The town had a post office, medical dispensary, company store, hotel, horse barn, blacksmith and roundhouse to turn the log-train engines. The buildings, manufactured at the local mill, were brought to Maxville by train on skids. Only one structure remains from that boom time — a large log building where the BowmanHicks Co. ran the business. The building also served as a meeting place for residents of Maxville.
That 1,600-square-foot building with a two-story stone fireplace is being restored at Bronson Log Home Builders in Enterprise. However, given the size of that project, the building won’t be completed until later this year.
“It’s a big process that requires lots of people doing it and we want to do it right,” Trice said.

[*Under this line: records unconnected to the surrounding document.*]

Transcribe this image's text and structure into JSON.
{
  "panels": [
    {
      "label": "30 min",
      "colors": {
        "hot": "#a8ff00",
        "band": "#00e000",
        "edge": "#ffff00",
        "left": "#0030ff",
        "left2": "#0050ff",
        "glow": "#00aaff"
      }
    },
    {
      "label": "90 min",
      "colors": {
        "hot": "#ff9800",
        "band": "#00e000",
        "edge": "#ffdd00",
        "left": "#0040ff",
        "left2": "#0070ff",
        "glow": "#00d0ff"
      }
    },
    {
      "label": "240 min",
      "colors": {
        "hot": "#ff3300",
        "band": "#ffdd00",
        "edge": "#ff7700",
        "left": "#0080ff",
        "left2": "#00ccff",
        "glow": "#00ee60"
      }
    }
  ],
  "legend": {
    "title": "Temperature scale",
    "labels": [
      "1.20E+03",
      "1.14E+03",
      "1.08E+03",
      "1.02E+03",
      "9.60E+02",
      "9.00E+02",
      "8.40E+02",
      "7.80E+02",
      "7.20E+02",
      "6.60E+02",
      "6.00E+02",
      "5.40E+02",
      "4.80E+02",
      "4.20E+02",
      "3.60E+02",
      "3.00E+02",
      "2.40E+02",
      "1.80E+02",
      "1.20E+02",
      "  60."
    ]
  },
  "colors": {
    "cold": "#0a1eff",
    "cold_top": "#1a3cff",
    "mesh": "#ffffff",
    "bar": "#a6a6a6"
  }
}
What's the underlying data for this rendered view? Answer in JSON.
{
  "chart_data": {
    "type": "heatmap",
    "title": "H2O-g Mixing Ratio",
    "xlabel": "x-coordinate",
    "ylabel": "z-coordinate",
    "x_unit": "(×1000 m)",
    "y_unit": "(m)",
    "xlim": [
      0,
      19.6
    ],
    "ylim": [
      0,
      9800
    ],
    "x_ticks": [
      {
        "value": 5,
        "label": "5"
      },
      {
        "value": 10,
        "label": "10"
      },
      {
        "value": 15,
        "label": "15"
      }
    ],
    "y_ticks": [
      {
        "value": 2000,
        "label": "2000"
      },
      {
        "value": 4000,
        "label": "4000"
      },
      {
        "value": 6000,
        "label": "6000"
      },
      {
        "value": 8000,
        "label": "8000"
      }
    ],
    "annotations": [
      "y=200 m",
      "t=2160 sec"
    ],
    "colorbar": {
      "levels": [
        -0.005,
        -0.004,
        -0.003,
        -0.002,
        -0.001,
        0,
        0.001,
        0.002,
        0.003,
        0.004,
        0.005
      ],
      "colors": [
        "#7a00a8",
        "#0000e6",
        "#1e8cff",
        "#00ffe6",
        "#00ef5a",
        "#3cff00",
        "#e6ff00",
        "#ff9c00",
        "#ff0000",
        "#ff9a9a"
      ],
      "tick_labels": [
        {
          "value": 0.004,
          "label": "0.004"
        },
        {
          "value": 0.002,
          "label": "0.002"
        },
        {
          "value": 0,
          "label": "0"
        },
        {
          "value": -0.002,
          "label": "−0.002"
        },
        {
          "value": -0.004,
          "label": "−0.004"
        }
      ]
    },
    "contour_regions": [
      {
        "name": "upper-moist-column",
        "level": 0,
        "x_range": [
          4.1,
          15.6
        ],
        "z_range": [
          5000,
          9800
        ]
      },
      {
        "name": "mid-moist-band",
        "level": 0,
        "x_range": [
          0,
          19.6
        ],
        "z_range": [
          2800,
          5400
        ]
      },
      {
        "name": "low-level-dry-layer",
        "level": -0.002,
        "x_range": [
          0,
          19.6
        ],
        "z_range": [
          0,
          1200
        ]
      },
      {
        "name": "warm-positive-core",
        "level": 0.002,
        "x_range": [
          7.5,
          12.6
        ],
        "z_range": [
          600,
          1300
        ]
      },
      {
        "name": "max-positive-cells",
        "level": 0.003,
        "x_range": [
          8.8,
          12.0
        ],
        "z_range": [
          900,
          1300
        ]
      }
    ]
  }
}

She said a variety of exhibitions are planned, though those plans are still in the making. A website is under construction that will have more detailed information on what visitors can expect. In addition to the historic displays, there will be included kids activities, locally inspired food carts and a free celebratory dessert.
Trice said the event is alcohol and drug-free. She said the project received support from the Smithsonian Institution as part of “Our Shared Future: Reckoning with our Racial Past Initiative.” It is funded in part by Bank of America.
Anyone interested in taking part and visiting during the centennial is asked to register at maxvilleheritage.org. Trice said registration is required for a head count for the shuttles and Americans with Disabilities Act needs.